The receptionist confirmed on the phone with an OSDE representative the meeting was to begin at 9 a.m. as well.

She said the room in which the hearing would be held was allegedly being prepared and everyone would be allowed in soon.

“There’s a whole lot to think about saying, you being the only news reporter in that room. Why were you the only news reporter?,” asked Audra Beasley, another person who was at the Oliver Hodge building for Boismier’s hearing.

Beasley believes limiting media during Boismier’s hearing was intentional and speaks volumes.

“I don’t think [OSDE] wants people to really hear what goes on in this hearing,” said Beasley.

The hearing was then suddenly cancelled 10 minutes after it was supposed to start.

The receptionist told KFOR she had received an email from an OSDE representative confirming so.

News 4 tried getting a hold of both Holcomb and Walters, but an explanation as to why it was cancelled was not immediately provided.

Others who were waiting in the lobby received information from Holcomb within minutes.
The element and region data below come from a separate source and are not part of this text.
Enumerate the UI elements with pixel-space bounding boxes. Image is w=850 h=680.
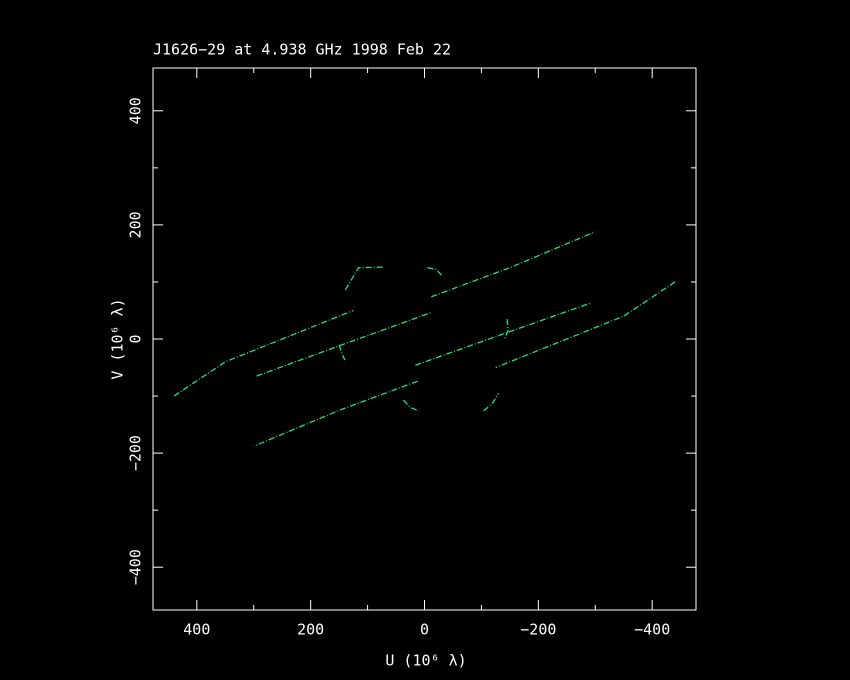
uv-track xyxy=(495,281,676,369)
y-tick-label: 400 xyxy=(127,97,145,124)
uv-track xyxy=(338,344,346,361)
x-tick-label: −400 xyxy=(634,621,670,639)
y-tick-label: −400 xyxy=(127,549,145,585)
uv-track xyxy=(503,318,509,341)
x-tick-label: 400 xyxy=(183,621,210,639)
y-tick-label: 0 xyxy=(127,334,145,343)
plot-frame xyxy=(152,67,697,611)
uv-track xyxy=(427,267,443,276)
x-tick-label: 200 xyxy=(297,621,324,639)
y-axis-label: V (10⁶ λ) xyxy=(109,298,127,379)
x-tick-label: −200 xyxy=(520,621,556,639)
uv-track xyxy=(415,302,591,366)
uv-track xyxy=(431,231,596,298)
x-tick-label: 0 xyxy=(420,621,429,639)
y-tick-label: −200 xyxy=(127,435,145,471)
uv-track xyxy=(483,392,500,412)
uv-track xyxy=(344,266,384,291)
uv-track xyxy=(173,309,354,397)
uv-track xyxy=(256,312,431,377)
uv-track xyxy=(402,399,420,412)
x-axis-label: U (10⁶ λ) xyxy=(385,652,466,670)
chart-title: J1626−29 at 4.938 GHz 1998 Feb 22 xyxy=(153,41,451,59)
y-tick-label: 200 xyxy=(127,211,145,238)
uv-track xyxy=(253,380,418,447)
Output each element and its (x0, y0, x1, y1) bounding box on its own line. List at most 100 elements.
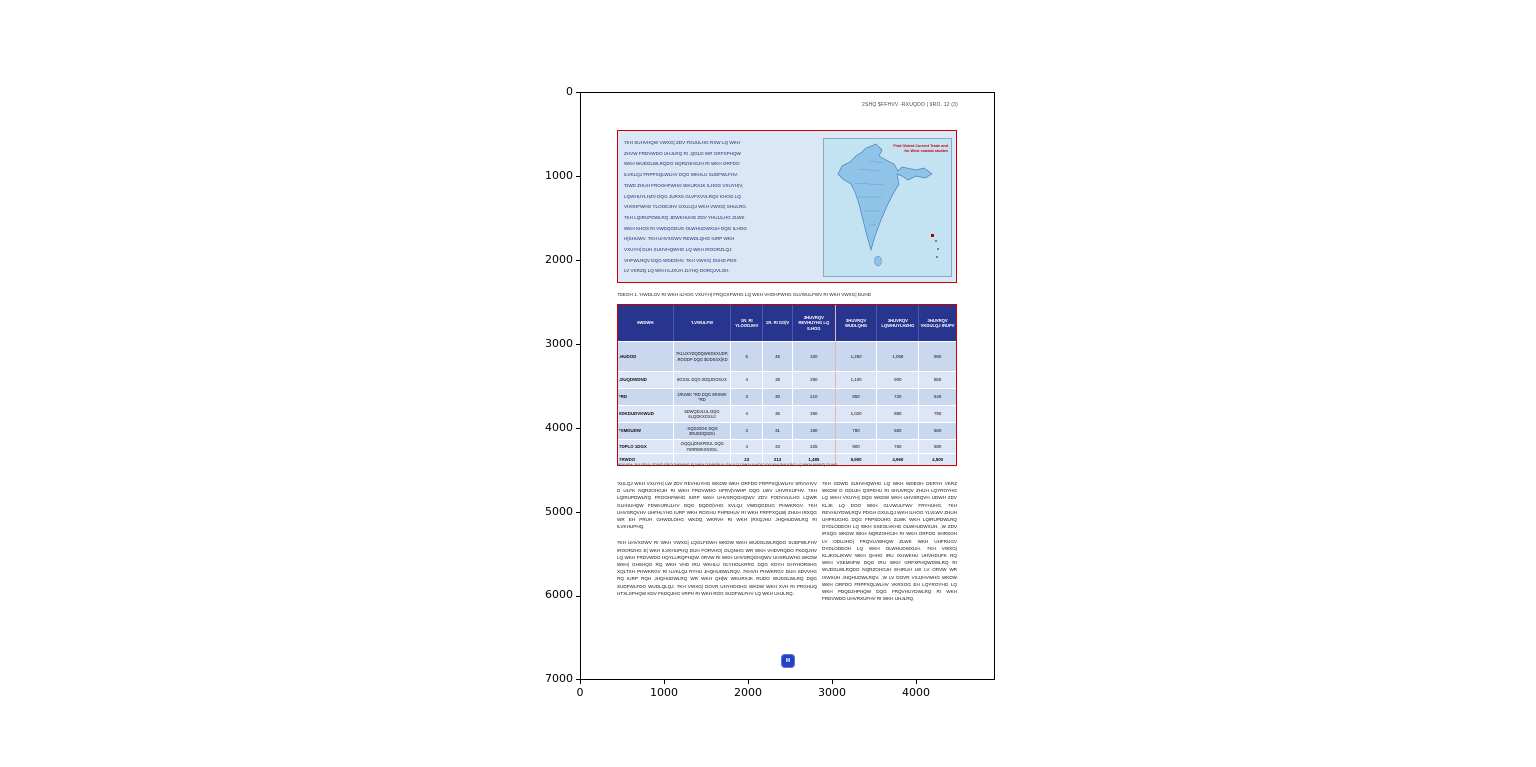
row-value-cell: 680 (919, 439, 956, 453)
body-left-column: 'XULQJ WKH VXUYH| LW ZDV REVHUYHG WKDW W… (617, 480, 817, 606)
y-tick-label: 4000 (545, 421, 573, 434)
table-footnote: 6RXUFH: 3ULPDU| GDWD FROOHFWHG E| WKH DX… (617, 463, 839, 467)
row-name-cell: 7DPLO 1DGX (618, 439, 674, 453)
row-value-cell: 4 (731, 405, 764, 422)
row-value-cell: 980 (919, 341, 956, 371)
intro-line: LV VKRZQ LQ WKH ILJXUH JLYHQ DORQJVLGH. (624, 268, 730, 274)
table-header-cell: 1R. RI YLOODJHV (731, 305, 764, 341)
row-value-cell: 30 (763, 388, 793, 405)
row-value-cell: 5 (731, 341, 764, 371)
x-tick-mark (580, 680, 581, 684)
y-tick-label: 3000 (545, 337, 573, 350)
row-desc-cell: 7KLUXYDQDQWKDSXUDP, .ROODP DQG $ODSSX]KD (673, 341, 732, 371)
row-desc-cell: 8GXSL DQG 0DQJDOXUX (673, 371, 732, 388)
map-title-line-2: for West coastal studies (904, 148, 948, 153)
table-header-cell: 6WDWH (618, 305, 674, 341)
y-tick-mark (576, 512, 580, 513)
row-value-cell: 1,250 (835, 341, 878, 371)
row-value-cell: 900 (835, 439, 878, 453)
island-dot (937, 248, 939, 250)
intro-line: LQWHUYLHZV DQG JURXS GLVFXVVLRQV KHOG LQ (624, 193, 741, 199)
row-value-cell: 3 (731, 422, 764, 439)
row-desc-cell: 5DWQDJLUL DQG 6LQGKXGXUJ (673, 405, 732, 422)
y-tick-label: 0 (566, 85, 573, 98)
row-value-cell: 31 (763, 422, 793, 439)
row-value-cell: 210 (792, 388, 836, 405)
x-tick-label: 0 (576, 686, 584, 699)
row-value-cell: 880 (877, 405, 920, 422)
x-tick-label: 4000 (902, 686, 930, 699)
india-landmass (837, 143, 933, 252)
table-header-cell: 'LVWULFW (673, 305, 732, 341)
state-borders (853, 160, 885, 226)
row-value-cell: 720 (877, 388, 920, 405)
map-title-line-1: Find Oldest Current Trade and (893, 144, 948, 148)
body-paragraph: 7KH GDWD SUHVHQWHG LQ WKH WDEOH DERYH VK… (822, 481, 957, 602)
page-running-header: 2SHQ $FFHVV -RXUQDO | 9RO. 12 (3) (862, 102, 958, 108)
row-value-cell: 1,100 (835, 371, 878, 388)
table-header-cell: 1R. RI GD|V (763, 305, 793, 341)
row-value-cell: 780 (835, 422, 878, 439)
publisher-logo-icon: M (781, 654, 795, 668)
y-tick-label: 1000 (545, 169, 573, 182)
row-value-cell: 4 (731, 371, 764, 388)
row-desc-cell: .DQQL|DNXPDUL DQG 7KRRWKXNXGL (673, 439, 732, 453)
y-tick-mark (576, 428, 580, 429)
row-name-cell: .HUDOD (618, 341, 674, 371)
table-row: *XMDUDW -XQDJDGK DQG 3RUEDQGDU 3 31 190 … (618, 422, 956, 439)
y-tick-mark (576, 176, 580, 177)
x-tick-mark (832, 680, 833, 684)
table-row: 0DKDUDVKWUD 5DWQDJLUL DQG 6LQGKXGXUJ 4 3… (618, 405, 956, 422)
table-caption: 7DEOH 1. 'HWDLOV RI WKH ILHOG VXUYH| FRQ… (617, 292, 872, 297)
row-desc-cell: -XQDJDGK DQG 3RUEDQGDU (673, 422, 732, 439)
publisher-logo-text: M (785, 658, 791, 664)
row-value-cell: 4 (731, 439, 764, 453)
total-value-cell: 1,485 (792, 453, 836, 465)
x-tick-label: 3000 (818, 686, 846, 699)
intro-line: ZHVW FRDVWDO UHJLRQ RI ,QGLD WR GRFXPHQW (624, 150, 741, 156)
row-value-cell: 33 (763, 439, 793, 453)
row-name-cell: *XMDUDW (618, 422, 674, 439)
table-header-cell: 3HUVRQV REVHUYHG LQ ILHOG (792, 305, 836, 341)
total-value-cell: 4,960 (877, 453, 920, 465)
y-tick-label: 6000 (545, 588, 573, 601)
row-value-cell: 850 (919, 371, 956, 388)
intro-line: WKH KHOS RI VWDQGDUG OLWHUDWXUH DQG ILHO… (624, 225, 747, 231)
row-value-cell: 320 (792, 341, 836, 371)
row-value-cell: 3 (731, 388, 764, 405)
intro-line: 7KH SUHVHQW VWXG| ZDV FDUULHG RXW LQ WKH (624, 140, 741, 145)
row-value-cell: 650 (877, 422, 920, 439)
table-total-row: 7RWDO 23 213 1,485 5,900 4,960 4,500 (618, 453, 956, 465)
intro-line: ILVKLQJ FRPPXQLWLHV DQG WKHLU SUDFWLFHV. (624, 172, 739, 178)
x-tick-mark (748, 680, 749, 684)
x-tick-label: 2000 (734, 686, 762, 699)
total-value-cell: 5,900 (835, 453, 878, 465)
body-paragraph: 7KH UHVXOWV RI WKH VWXG| LQGLFDWH WKDW W… (617, 540, 817, 596)
island-dot (935, 240, 937, 242)
row-value-cell: 45 (763, 341, 793, 371)
intro-line: VHFWLRQV DQG WDEOHV. 7KH VWXG| DUHD PDS (624, 257, 737, 263)
india-map: Find Oldest Current Trade and for West c… (823, 138, 952, 277)
row-name-cell: .DUQDWDND (618, 371, 674, 388)
row-value-cell: 1,050 (877, 341, 920, 371)
row-value-cell: 225 (792, 439, 836, 453)
intro-line: VHOHFWHG YLOODJHV GXULQJ WKH VWXG| SHULR… (624, 204, 748, 210)
row-value-cell: 1,020 (835, 405, 878, 422)
row-name-cell: *RD (618, 388, 674, 405)
total-value-cell: 23 (731, 453, 764, 465)
y-tick-mark (576, 344, 580, 345)
row-value-cell: 38 (763, 371, 793, 388)
row-name-cell: 0DKDUDVKWUD (618, 405, 674, 422)
y-tick-label: 7000 (545, 672, 573, 685)
body-right-column: 7KH GDWD SUHVHQWHG LQ WKH WDEOH DERYH VK… (822, 480, 957, 611)
total-value-cell: 4,500 (919, 453, 956, 465)
table-header-cell: 3HUVRQV LQWHUYLHZHG (877, 305, 920, 341)
sri-lanka-island (874, 255, 882, 267)
total-desc-cell (673, 453, 732, 465)
row-value-cell: 280 (792, 371, 836, 388)
row-value-cell: 640 (919, 388, 956, 405)
island-dot (936, 256, 938, 258)
row-value-cell: 260 (792, 405, 836, 422)
y-tick-label: 2000 (545, 253, 573, 266)
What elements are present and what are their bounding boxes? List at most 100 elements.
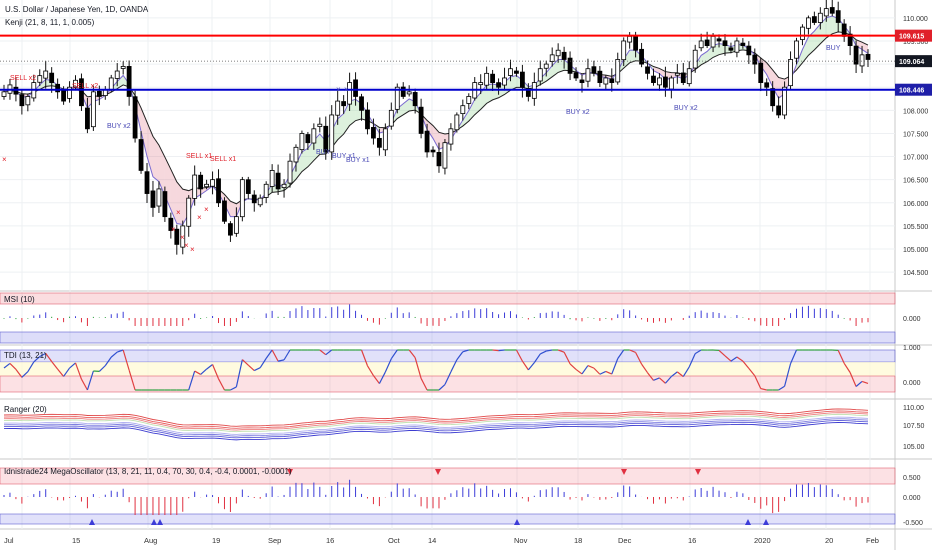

News 4 had reached out to both Holcomb and Walters several times Tuesday morning.

A half hour after the meeting was supposed to start, Holcomb said the reason behind the cancellation was because the Director of their legal team had “fallen ill” and needed to reschedule.

“So did this just happen? The receptionist told us it would start at 9AM when we got here at 8:45. Also, why was it moved to 9 when we were told 9:30 originally?,” asked News 4 Reporter, Kaylee Olivas.

Holcomb never responded.

“Can’t trust a word they say,” said Beasley. “There’s certain people in leadership in this state that have proven that the civil rights, the rights of our teachers, the rights of our citizens, that those are somewhat up for negotiation. And I’m not seeing any justice for any of it. Who’s holding them accountable?”

Both Cummings and Beasley wondered if the lack of public notice for the hearing and the cancellation is a violation of the Open Meetings Act.

The State Attorney General’s Office told KFOR an administrative hearing before an administrative law Judge is not a meeting of a public body and is not subject to the Open Meetings Act.

A new hearing date has not been released yet.

Aside from Boismier’s case, there are several Oklahoma Public School faculty members who have either been criminally charged or accused of misconduct with students:

Each one of the individuals listed above currently has an Oklahoma teaching license as of Tuesday afternoon.

News 4 has asked the OSDE on several different occasions if action would be taken soon regarding these individuals.

The statement often used by the OSDE to address these cases and ones similar to them is: “This administration has been closely monitoring this situation from the beginning. We are working with local authorities and, as always, are prepared to take action immediately.”